Wir stolpern manchmal übereinander – wörtlich und im übertragenen Sinne. Manchmal glaube ich, dass ich ihn stresse, dass ich ihn nervös mache, die Krankenschwester von der Intensivstation. Manchmal glaube ich, dass er sich gezwungen fühlt, mir zu beweisen, dass er auch etwas draufhat, dass er kein Stümper ist, kein Scharlatan. Manchmal macht er mich nervös – andere Leute suchen dezent in ihrer Kitteltasche nach einem Stift, bei Nils sieht das wie ein beidhändiger Angriff aus. Er hat es geschafft, meinen Block mit Post-its  völlig zu zerschreddern – ich hatte einen farblich geordneten, zusammenhängenden Block auf meinem Schreibtisch, und er wollte etwas notieren – und warf sich ruckartig durch den halben Raum, und mein Block teilte sich in mehrere Teile, die in verschiedene Richtungen flogen. Manchmal zuckt er unmotiviert neben mir zusammen, und ich erschrecke, was war jetzt? Einmal fiel er fast vom Sofa, als er neben mir saß und ich ihn unerwartet angesprochen habe…

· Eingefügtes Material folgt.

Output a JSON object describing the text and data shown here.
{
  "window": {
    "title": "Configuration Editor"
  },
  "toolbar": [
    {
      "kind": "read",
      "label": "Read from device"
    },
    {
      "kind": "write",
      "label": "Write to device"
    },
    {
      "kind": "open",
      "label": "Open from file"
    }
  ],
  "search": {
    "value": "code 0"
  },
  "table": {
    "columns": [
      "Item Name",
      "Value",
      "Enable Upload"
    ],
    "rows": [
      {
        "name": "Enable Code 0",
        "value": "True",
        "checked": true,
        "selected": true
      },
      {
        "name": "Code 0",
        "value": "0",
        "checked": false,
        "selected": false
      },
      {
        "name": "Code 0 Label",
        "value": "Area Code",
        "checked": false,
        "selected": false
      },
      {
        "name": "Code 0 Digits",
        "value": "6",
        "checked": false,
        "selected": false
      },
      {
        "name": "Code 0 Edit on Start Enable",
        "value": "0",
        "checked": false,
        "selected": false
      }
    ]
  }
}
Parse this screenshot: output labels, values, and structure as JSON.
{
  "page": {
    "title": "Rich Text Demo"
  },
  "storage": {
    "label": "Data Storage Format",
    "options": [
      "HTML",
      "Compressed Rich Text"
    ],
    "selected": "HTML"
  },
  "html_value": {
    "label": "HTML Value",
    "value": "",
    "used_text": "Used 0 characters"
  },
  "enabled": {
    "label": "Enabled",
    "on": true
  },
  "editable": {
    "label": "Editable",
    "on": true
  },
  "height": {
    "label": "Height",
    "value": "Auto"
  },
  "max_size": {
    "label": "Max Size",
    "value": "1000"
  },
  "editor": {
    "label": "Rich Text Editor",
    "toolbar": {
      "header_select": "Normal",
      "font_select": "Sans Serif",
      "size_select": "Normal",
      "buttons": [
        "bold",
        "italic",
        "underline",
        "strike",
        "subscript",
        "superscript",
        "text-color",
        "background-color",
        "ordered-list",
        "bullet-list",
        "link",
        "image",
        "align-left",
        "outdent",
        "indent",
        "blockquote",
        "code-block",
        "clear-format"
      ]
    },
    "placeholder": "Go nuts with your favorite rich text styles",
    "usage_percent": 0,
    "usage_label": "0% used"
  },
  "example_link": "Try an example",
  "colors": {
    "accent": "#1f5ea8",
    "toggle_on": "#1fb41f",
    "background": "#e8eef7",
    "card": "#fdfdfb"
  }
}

Wir sind sehr vorsichtig miteinander – so eng zusammengeschirrt, wir kennen einander noch nicht so gut, sind nicht so abgestimmt aufeinander, haben noch nicht dieses selbstverständliche Ineinandergreifen, dass ich von meinen Ärzten auf der Intensivstation kenne. Aber mit gutem Willen kommt man weit, wir sind aufmerksam, hellhörig, wir reden viel, fragen nach, stimmen ab, hören einander zu. Wir versuchen, so viel wie möglich miteinander zu lachen. Und keine Sorge – Nils hat vielleicht nicht den Glanz, den die Ärzte auf der Intensivstation haben. Er leuchtet nicht. Aber inzwischen kann ich unterscheiden, wer ein guter Kliniker ist und wer nicht, und Nils hat einen klinischen Blick und eine Fähigkeit zur Konzentration und zur Diagnose, die mich schwer beeindrucken. Und nicht zuletzt: er demonstriert jeden Tag den Willen und die Bereitschaft, seinen Teil dazu beizutragen, um einen Neustart und eine wirkliche Veränderung zu bewirken.